Augmented sports videos, which combine visualizations and video effects to present data in actual scenes, can communicate insights engagingly and thus have been increasingly popular for sports enthusiasts around the world. Yet, creating augmented sports videos remains a challenging task, requiring considerable time and video editing skills. On the other hand, sports insights are often communicated using natural language, such as in commentaries, oral presentations, and articles, but usually lack visual cues. Thus, this work aims to facilitate the creation of augmented sports videos by enabling analysts to directly create visualizations embedded in videos using insights expressed in natural language. To achieve this goal, we propose a three-step approach - 1) detecting visualizable entities in the text, 2) mapping these entities into visualizations, and 3) scheduling these visualizations to play with the video - and analyzed 155 sports video clips and the accompanying commentaries for accomplishing these steps. Informed by our analysis, we have designed and implemented Sporthesia, a proof-of-concept system that takes racket-based sports videos and textual commentaries as the input and outputs augmented videos. We demonstrate Sporthesia's applicability in two exemplar scenarios, i.e., authoring augmented sports videos using text and augmenting historical sports videos based on auditory comments. A technical evaluation shows that Sporthesia achieves high accuracy (F1-score of 0.9) in detecting visualizable entities in the text. An expert evaluation with eight sports analysts suggests high utility, effectiveness, and satisfaction with our language-driven authoring method and provides insights for future improvement and opportunities.
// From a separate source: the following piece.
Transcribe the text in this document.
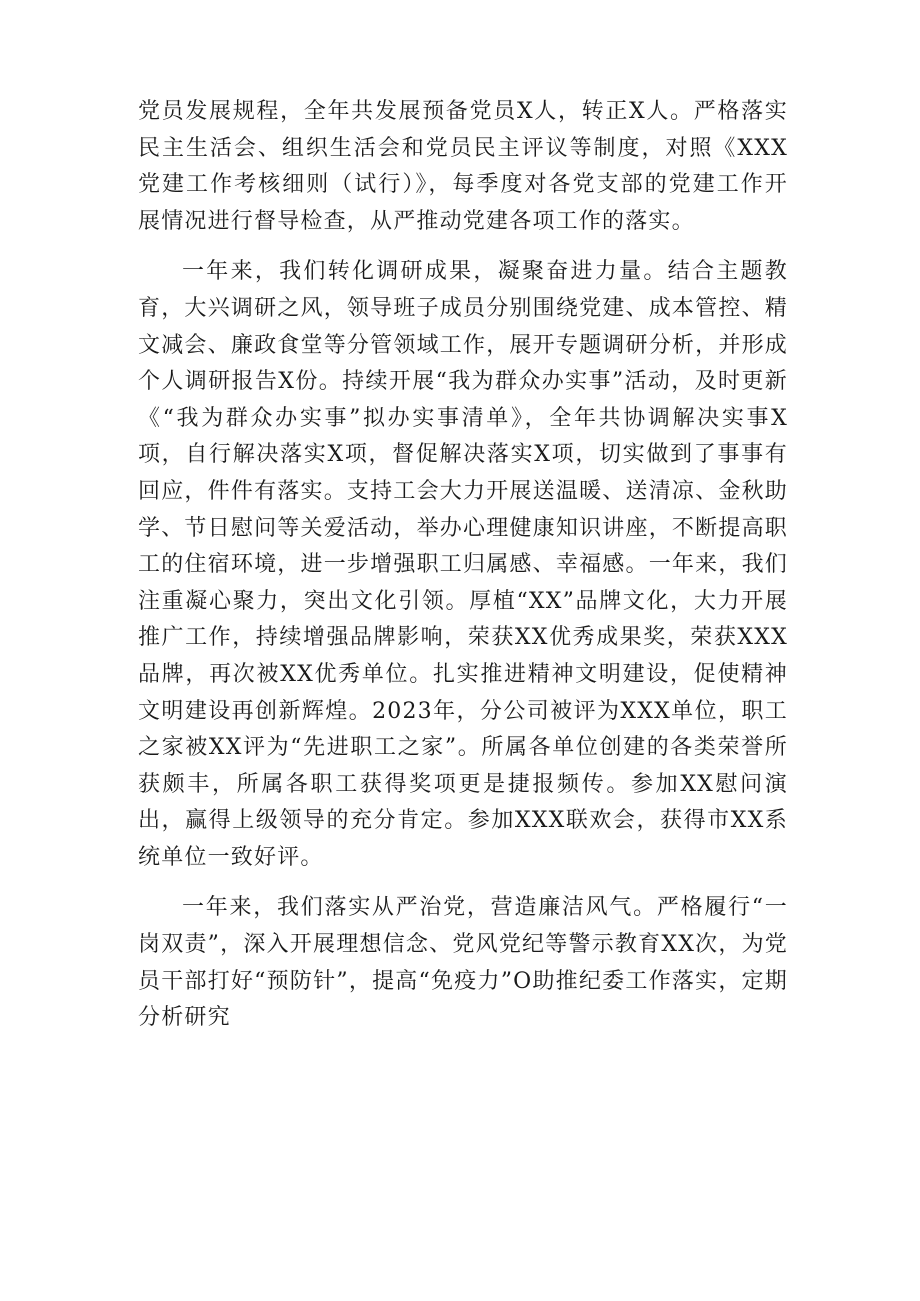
党员发展规程，全年共发展预备党员X人，转正X人。严格落实民主生活会、组织生活会和党员民主评议等制度，对照《XXX党建工作考核细则（试行）》，每季度对各党支部的党建工作开展情况进行督导检查，从严推动党建各项工作的落实。

一年来，我们转化调研成果，凝聚奋进力量。结合主题教育，大兴调研之风，领导班子成员分别围绕党建、成本管控、精文减会、廉政食堂等分管领域工作，展开专题调研分析，并形成个人调研报告X份。持续开展“我为群众办实事”活动，及时更新《“我为群众办实事”拟办实事清单》，全年共协调解决实事X项，自行解决落实X项，督促解决落实X项，切实做到了事事有回应，件件有落实。支持工会大力开展送温暖、送清凉、金秋助学、节日慰问等关爱活动，举办心理健康知识讲座，不断提高职工的住宿环境，进一步增强职工归属感、幸福感。一年来，我们注重凝心聚力，突出文化引领。厚植“XX”品牌文化，大力开展推广工作，持续增强品牌影响，荣获XX优秀成果奖，荣获XXX品牌，再次被XX优秀单位。扎实推进精神文明建设，促使精神文明建设再创新辉煌。2023年，分公司被评为XXX单位，职工之家被XX评为“先进职工之家”。所属各单位创建的各类荣誉所获颇丰，所属各职工获得奖项更是捷报频传。参加XX慰问演出，赢得上级领导的充分肯定。参加XXX联欢会，获得市XX系统单位一致好评。

一年来，我们落实从严治党，营造廉洁风气。严格履行“一岗双责”，深入开展理想信念、党风党纪等警示教育XX次，为党员干部打好“预防针”，提高“免疫力”O助推纪委工作落实，定期分析研究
翻译：增强体育视频将可视化与视频特效相结合，在真实场景中呈现数据，能生动传达洞察，因此日益受到全球体育爱好者的青睐。然而，制作增强体育视频仍是一项艰巨任务，需要大量时间和视频编辑技能。另一方面，体育洞察常通过自然语言（如解说、口头报告和文章）传达，但通常缺乏视觉元素。为此，本研究旨在通过让分析师直接用自然语言表达洞察，在视频中嵌入可视化内容，从而简化增强体育视频的创作过程。为实现这一目标，我们提出三步法：（1）检测文本中可可视化的实体；（2）将这些实体映射为可视化元素；（3）安排这些元素与视频同步播放，并分析了155个体育视频片段及配套解说以完成这些步骤。基于分析结果，我们设计并实现了Sporthesia概念验证系统，该系统以球拍类体育视频和文本解说为输入，输出增强视频。我们通过两个示例场景展示了Sporthesia的适用性：利用文本创作增强体育视频，以及基于音频评论对历史体育视频进行增强。技术评估表明，Sporthesia在检测文本中可可视化实体方面达到高准确率（F1分数为0.9）。八位体育分析师的专家评估显示，我们的语言驱动创作方法具有高实用性、有效性和满意度，并为未来改进和拓展提供了洞见。